Finding the balance between home rule and federalism is on many American’s minds in the aftermath of Hurricane Katrina. Many are angry over the seeming incompetent and even unfeeling response of the federal government to the hurricane’s victims in the Gulf Coast, but local officials, especially in Louisiana, must share some of the responsibility, too. One police officer I spoke to said standard emergency preparedness training begins with the understanding that the first 72 hours following the event is in the hands of the locals. Only then will the state and the feds step in, assuming you ask them. By law, a state’s national guard can’t even be called out prior to an emergency, and one state must formally notify another before the second state’s Guard can be summoned. The groups that functioned best in this emergency were those with a strong local presence of officials and volunteers–think the Red Cross and the Salvation Army–backed by a national organization.
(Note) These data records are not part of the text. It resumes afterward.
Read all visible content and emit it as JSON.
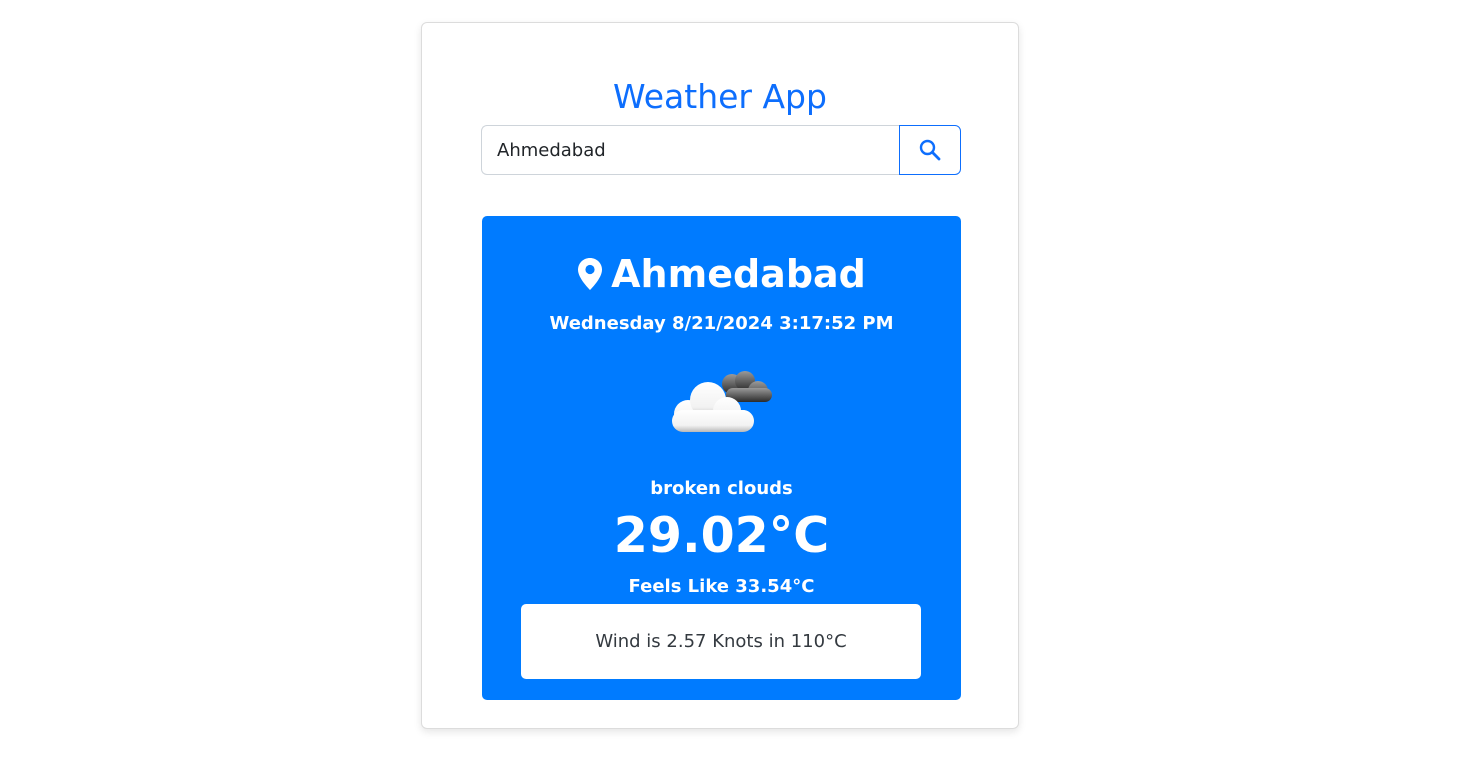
{
  "app": {
    "title": "Weather App"
  },
  "search": {
    "value": "Ahmedabad",
    "button_icon": "search-icon"
  },
  "weather": {
    "city": "Ahmedabad",
    "city_icon": "map-pin-icon",
    "datetime": "Wednesday 8/21/2024 3:17:52 PM",
    "condition_icon": "broken-clouds-icon",
    "description": "broken clouds",
    "temperature": "29.02°C",
    "feels_like": "Feels Like 33.54°C",
    "wind": "Wind is 2.57 Knots in 110°C"
  },
  "colors": {
    "accent": "#0d6efd",
    "panel": "#007bff",
    "text_on_panel": "#ffffff",
    "wind_text": "#343a40"
  }
}
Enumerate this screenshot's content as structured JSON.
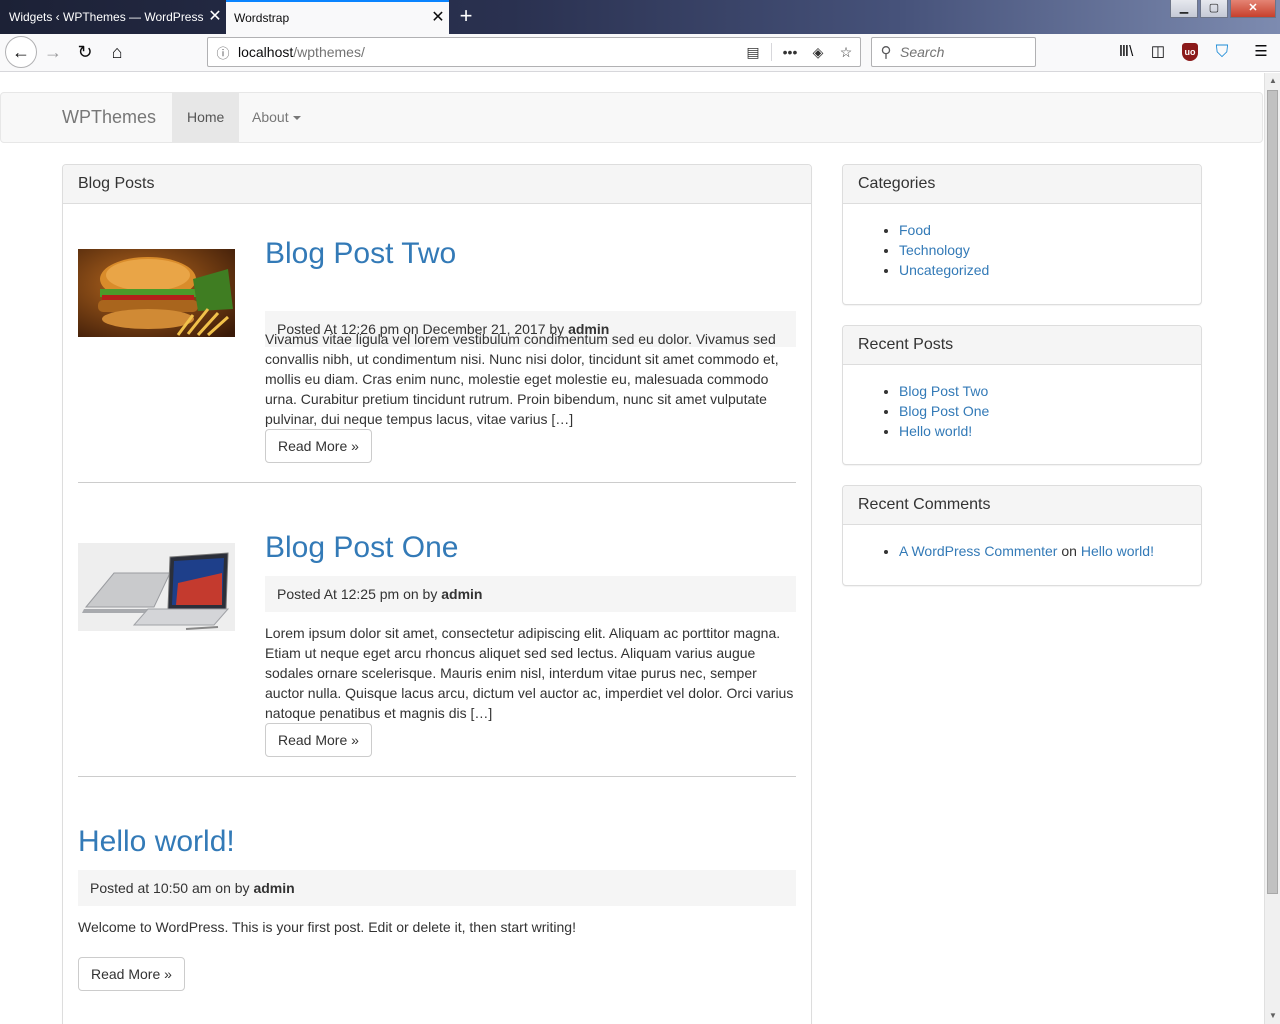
{
  "browser": {
    "tabs": [
      {
        "title": "Widgets ‹ WPThemes — WordPress",
        "close": "✕",
        "active": false
      },
      {
        "title": "Wordstrap",
        "close": "✕",
        "active": true
      }
    ],
    "new_tab": "+",
    "window_buttons": {
      "minimize": "▁",
      "maximize": "▢",
      "close": "✕"
    },
    "nav": {
      "back": "←",
      "forward": "→",
      "reload": "↻",
      "home": "⌂"
    },
    "url": {
      "host": "localhost",
      "path": "/wpthemes/"
    },
    "url_icons": {
      "info": "ⓘ",
      "reader": "▤",
      "more": "•••",
      "pocket": "◈",
      "bookmark": "☆"
    },
    "search": {
      "placeholder": "Search",
      "icon": "⚲"
    },
    "toolbar_icons": {
      "library": "Ⅲ\\",
      "sidebar": "◫",
      "ublock": "uo",
      "shield": "⛉",
      "menu": "☰"
    }
  },
  "site": {
    "brand": "WPThemes",
    "nav": [
      {
        "label": "Home",
        "active": true
      },
      {
        "label": "About",
        "dropdown": true
      }
    ]
  },
  "main": {
    "heading": "Blog Posts",
    "posts": [
      {
        "title": "Blog Post Two",
        "meta_prefix": "Posted At 12:26 pm on December 21, 2017 by",
        "author": "admin",
        "excerpt": "Vivamus vitae ligula vel lorem vestibulum condimentum sed eu dolor. Vivamus sed convallis nibh, ut condimentum nisi. Nunc nisi dolor, tincidunt sit amet commodo et, mollis eu diam. Cras enim nunc, molestie eget molestie eu, malesuada commodo urna. Curabitur pretium tincidunt rutrum. Proin bibendum, nunc sit amet vulputate pulvinar, dui neque tempus lacus, vitae varius […]",
        "read_more": "Read More »",
        "image": "burger-photo"
      },
      {
        "title": "Blog Post One",
        "meta_prefix": "Posted At 12:25 pm on by",
        "author": "admin",
        "excerpt": "Lorem ipsum dolor sit amet, consectetur adipiscing elit. Aliquam ac porttitor magna. Etiam ut neque eget arcu rhoncus aliquet sed sed lectus. Aliquam varius augue sodales ornare scelerisque. Mauris enim nisl, interdum vitae purus nec, semper auctor nulla. Quisque lacus arcu, dictum vel auctor ac, imperdiet vel dolor. Orci varius natoque penatibus et magnis dis […]",
        "read_more": "Read More »",
        "image": "laptop-photo"
      },
      {
        "title": "Hello world!",
        "meta_prefix": "Posted at 10:50 am on by",
        "author": "admin",
        "excerpt": "Welcome to WordPress. This is your first post. Edit or delete it, then start writing!",
        "read_more": "Read More »"
      }
    ]
  },
  "sidebar": {
    "categories": {
      "heading": "Categories",
      "items": [
        "Food",
        "Technology",
        "Uncategorized"
      ]
    },
    "recent_posts": {
      "heading": "Recent Posts",
      "items": [
        "Blog Post Two",
        "Blog Post One",
        "Hello world!"
      ]
    },
    "recent_comments": {
      "heading": "Recent Comments",
      "author": "A WordPress Commenter",
      "on": "on",
      "post": "Hello world!"
    }
  },
  "colors": {
    "link": "#337ab7",
    "panel_heading_bg": "#f5f5f5",
    "navbar_bg": "#f8f8f8",
    "tab_accent": "#0a84ff"
  }
}
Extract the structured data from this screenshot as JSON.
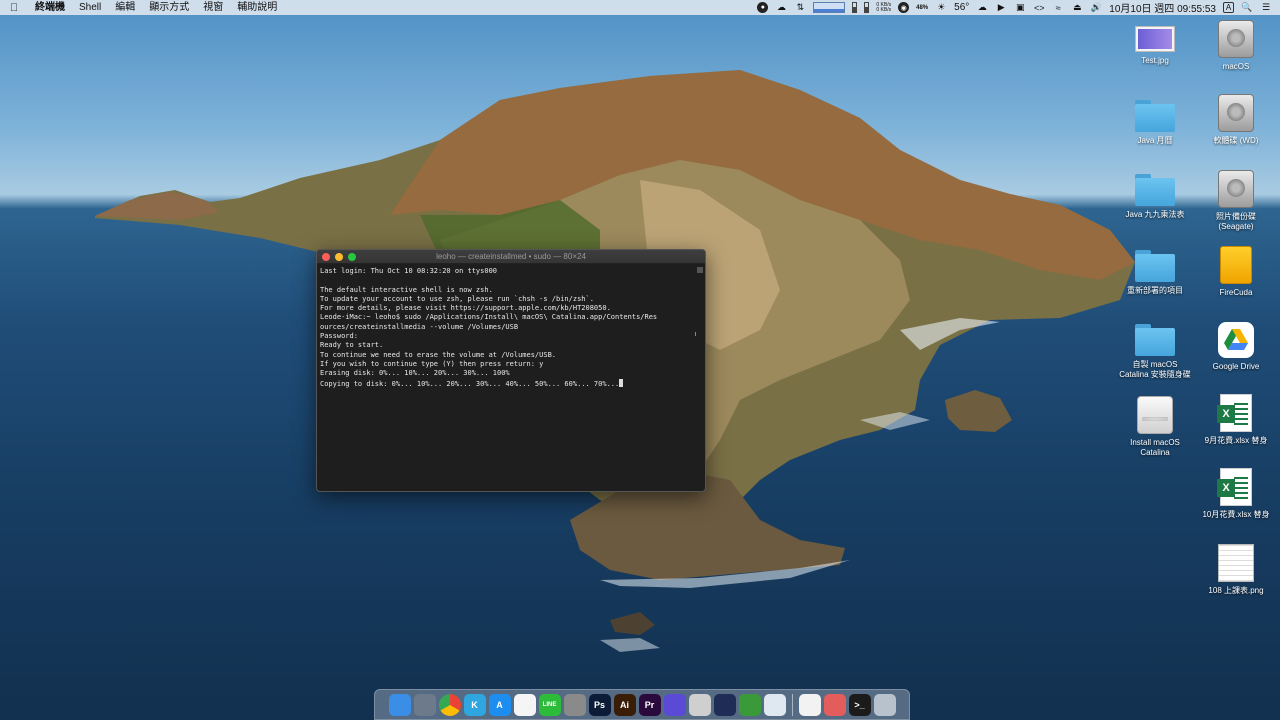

After Katrina, the independent financial planning community was hamstrung by its very independence. While the local branch offices of national financial services companies could lean on the national corporate structure to relocate operations, independent advisors had no such safety net. At least that was true until the Financial Planning Association, spurred on by folks like Bob Clark, set up an online clearinghouse for displaced advisors to ask for help from their peers and for generous planners unaffected by the disaster to offer office space, equipment, and even their homes to colleagues in need. The planning community should use this experience to build a more formal way for advisors to help each other in future times of trouble, while maintaining the independence of local groups and individual planners. Maybe the Red Cross could help.